Doğal olarak, arkası geldi.
Örneğin 27 Mayıs (Mayıs 1960) bir askeri darbe olarak tu kaka ilan edilirken, iktidardaki Demokrat Parti’nin tastamam bir “terör rejimi” getirecek ünlü Tahkikat Komisyonu girişimi (Nisan 1960) artık unutulmuştu.
Milli iradeyi temsil eden Meclis’in kararlarının “tutucu” yargıya her durumda üstün ve “demokratik” olduğu ileri sürülürken, Anayasa Mahkemesi’nin bozma kararı sayesinde 1974 affıyla özgürlüklerine kavuşanlar bile suskun kaldılar.
Suskun kalmaları belki de iyi oldu: “Ben daha yatmaya razıydım; keşke milli iradeye yargı müdahalesi olmasaydı” diyen çıkmadı.
Buna da şükür…
***
Türkiye solu, “demokrasi” adına ve aşkına bir tuzağa düşürülmektedir.
İyi düşünülmüş, ustaca planlanmış bir tuzaktır: Bir kavramın inkârı, karşıtı vb. çok özel durumlarla tanımlanıp çok dar bir alana sıkıştırılırsa, bu kavramın uzantısı uygulamalar da içerdiği olumsuzluklardan o kadar tenzih edilmiş, aklanmış olur. Örneğin “ticari başarı” kavramının inkârı sadece ve sadece “iflas” olarak tanımlanırsa, iflas etmeyen bir ticari kuruluşu her tür rüşvete, suiistimale, yolsuzluğa bulaşmış olsa bile başarılı sayıp baş tacı etmek gerekir! Bunun gibidir: Eğer “demokrasinin” inkârı salt “darbe” olarak tanımlanır, buna indirgenirse, o zaman darbe olmadığı sürece yapılan her şeyin demokrasi adına kutsanması, en azından sineye çekilmesi gerekecektir…

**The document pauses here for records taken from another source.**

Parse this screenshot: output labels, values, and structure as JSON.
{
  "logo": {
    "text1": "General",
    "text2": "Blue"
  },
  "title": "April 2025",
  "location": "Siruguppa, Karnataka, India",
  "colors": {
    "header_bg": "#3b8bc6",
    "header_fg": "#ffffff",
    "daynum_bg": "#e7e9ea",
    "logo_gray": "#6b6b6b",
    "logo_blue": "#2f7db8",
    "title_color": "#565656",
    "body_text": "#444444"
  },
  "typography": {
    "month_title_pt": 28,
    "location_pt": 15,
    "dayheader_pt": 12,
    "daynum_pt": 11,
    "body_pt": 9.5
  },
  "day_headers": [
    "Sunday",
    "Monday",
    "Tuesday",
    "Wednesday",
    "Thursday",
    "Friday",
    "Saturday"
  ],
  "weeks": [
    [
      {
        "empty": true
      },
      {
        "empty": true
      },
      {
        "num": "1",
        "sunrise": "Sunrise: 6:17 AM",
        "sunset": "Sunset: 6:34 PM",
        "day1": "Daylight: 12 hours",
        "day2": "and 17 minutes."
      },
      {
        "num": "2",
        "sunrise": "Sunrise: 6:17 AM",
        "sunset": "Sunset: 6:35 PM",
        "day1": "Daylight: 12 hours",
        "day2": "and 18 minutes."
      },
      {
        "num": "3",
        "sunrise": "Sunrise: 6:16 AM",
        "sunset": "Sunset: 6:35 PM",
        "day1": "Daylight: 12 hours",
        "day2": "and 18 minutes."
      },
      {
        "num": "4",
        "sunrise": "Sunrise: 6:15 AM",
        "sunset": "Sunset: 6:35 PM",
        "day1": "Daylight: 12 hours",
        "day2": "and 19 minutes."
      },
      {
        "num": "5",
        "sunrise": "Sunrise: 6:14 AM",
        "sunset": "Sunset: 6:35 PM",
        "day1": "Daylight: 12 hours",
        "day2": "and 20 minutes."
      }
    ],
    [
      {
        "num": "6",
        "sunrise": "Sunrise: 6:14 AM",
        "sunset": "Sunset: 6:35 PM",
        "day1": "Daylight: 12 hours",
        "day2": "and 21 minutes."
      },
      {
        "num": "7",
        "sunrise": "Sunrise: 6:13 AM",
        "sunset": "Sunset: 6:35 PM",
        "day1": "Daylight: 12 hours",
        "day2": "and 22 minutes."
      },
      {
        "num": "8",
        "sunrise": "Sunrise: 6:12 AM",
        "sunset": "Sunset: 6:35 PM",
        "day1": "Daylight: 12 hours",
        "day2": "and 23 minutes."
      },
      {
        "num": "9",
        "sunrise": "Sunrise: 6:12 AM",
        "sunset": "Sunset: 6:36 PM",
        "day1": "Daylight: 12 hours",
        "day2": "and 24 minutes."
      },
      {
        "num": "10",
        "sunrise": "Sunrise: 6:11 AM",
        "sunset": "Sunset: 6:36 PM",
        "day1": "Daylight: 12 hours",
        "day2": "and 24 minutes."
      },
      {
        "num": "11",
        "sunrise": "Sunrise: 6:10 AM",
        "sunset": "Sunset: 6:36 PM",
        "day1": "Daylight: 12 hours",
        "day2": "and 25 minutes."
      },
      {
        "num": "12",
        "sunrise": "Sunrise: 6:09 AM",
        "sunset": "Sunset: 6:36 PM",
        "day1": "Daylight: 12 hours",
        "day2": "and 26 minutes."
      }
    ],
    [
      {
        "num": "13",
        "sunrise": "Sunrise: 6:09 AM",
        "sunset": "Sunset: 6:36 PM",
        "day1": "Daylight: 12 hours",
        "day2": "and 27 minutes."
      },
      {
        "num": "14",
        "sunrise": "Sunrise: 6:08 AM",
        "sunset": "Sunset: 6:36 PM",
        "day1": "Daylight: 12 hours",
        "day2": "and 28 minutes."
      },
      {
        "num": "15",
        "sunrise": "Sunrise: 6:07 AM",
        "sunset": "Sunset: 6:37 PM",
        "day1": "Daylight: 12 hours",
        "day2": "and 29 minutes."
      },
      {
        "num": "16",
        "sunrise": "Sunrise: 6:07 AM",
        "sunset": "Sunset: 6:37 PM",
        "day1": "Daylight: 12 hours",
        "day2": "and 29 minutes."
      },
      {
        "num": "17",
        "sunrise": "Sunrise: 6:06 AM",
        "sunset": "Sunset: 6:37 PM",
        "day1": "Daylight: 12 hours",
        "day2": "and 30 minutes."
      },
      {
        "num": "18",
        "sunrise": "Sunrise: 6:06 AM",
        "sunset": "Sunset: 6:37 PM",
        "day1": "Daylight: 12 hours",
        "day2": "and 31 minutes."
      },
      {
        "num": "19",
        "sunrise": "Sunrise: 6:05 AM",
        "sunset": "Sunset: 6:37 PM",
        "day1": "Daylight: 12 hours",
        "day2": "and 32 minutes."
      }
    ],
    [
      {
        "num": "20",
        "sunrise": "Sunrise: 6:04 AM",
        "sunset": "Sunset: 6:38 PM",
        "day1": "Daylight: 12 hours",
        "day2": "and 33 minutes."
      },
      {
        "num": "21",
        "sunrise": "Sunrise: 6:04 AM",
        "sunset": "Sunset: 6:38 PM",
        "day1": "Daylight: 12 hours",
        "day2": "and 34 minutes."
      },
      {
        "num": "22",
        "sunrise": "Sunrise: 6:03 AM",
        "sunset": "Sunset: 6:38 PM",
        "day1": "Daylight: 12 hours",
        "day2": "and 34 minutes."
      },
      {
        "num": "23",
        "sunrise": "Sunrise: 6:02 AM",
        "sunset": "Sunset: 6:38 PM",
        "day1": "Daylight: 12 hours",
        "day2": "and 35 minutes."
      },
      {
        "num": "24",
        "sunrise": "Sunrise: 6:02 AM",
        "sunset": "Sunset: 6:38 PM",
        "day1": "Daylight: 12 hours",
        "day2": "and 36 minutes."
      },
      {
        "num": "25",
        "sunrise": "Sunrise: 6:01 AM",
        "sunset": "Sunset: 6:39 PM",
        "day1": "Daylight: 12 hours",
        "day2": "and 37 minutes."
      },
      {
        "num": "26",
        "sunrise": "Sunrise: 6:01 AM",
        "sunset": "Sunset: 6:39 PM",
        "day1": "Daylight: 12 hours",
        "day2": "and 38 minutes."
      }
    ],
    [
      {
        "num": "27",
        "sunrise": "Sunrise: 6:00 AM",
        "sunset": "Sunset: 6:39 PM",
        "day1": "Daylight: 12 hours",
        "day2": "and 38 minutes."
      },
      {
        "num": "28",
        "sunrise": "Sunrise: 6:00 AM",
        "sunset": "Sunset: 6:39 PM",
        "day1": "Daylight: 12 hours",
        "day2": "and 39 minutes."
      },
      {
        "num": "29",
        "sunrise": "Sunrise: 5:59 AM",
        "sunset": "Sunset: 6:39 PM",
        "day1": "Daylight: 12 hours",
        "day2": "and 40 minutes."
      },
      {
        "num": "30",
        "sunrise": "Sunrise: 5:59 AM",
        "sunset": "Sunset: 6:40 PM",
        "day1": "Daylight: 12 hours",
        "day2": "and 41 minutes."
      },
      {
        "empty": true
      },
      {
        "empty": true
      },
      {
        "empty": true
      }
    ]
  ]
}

Türkiye solu ne yazık ki bu tuzağa düşmektedir. Üstelik geçmişinde “Filipin demokrasisi”, “cici demokrasi” gibi tepkisel yanı ağır basan, “burjuva demokrasisi” gibi işi sınıfsal temeline oturtan nitelendirmeler olduğu halde...
***
Peki, Türkiye solu olarak bu tuzaktan kurtulabilir miyiz?
Yukarıda söylenenlerden hareketle, kurtuluşun ilk adımı açık olsa gerek: “Darbe” olmadığı, “milli iradenin” tecellisine müdahale edilmediği sürece, olup biten her şeyi demokrasi adına sineye çekmekten vazgeçmek…
Kimilerimiz için bu bile zor olabilir. Ancak, bundan sonrası daha da zordur.
Türkiye solu olarak elbette demokrasiyi salt “darbe karşıtlığı” ötesinde, daha geniş biçimde ve daha zengin bir içerikle tanımlayabiliriz. Ancak, tanım genişleyip zenginleştikçe, bu tanımın kapsamına giren öğelerin salt “demokrasi” bağlamında önerilip savunulması da zorlaşacaktır. Örneğin, “emeğin özgürleşmesi”, “insanın insan tarafından her tür sömürüsüne son verilmesi” gibi hedefler için verilen mücadelede “demokratik ortamlar” gerektiğini söyleyebiliriz; ama bu hedeflerin “demokrasinin gereği” olduklarını söyleyemeyiz.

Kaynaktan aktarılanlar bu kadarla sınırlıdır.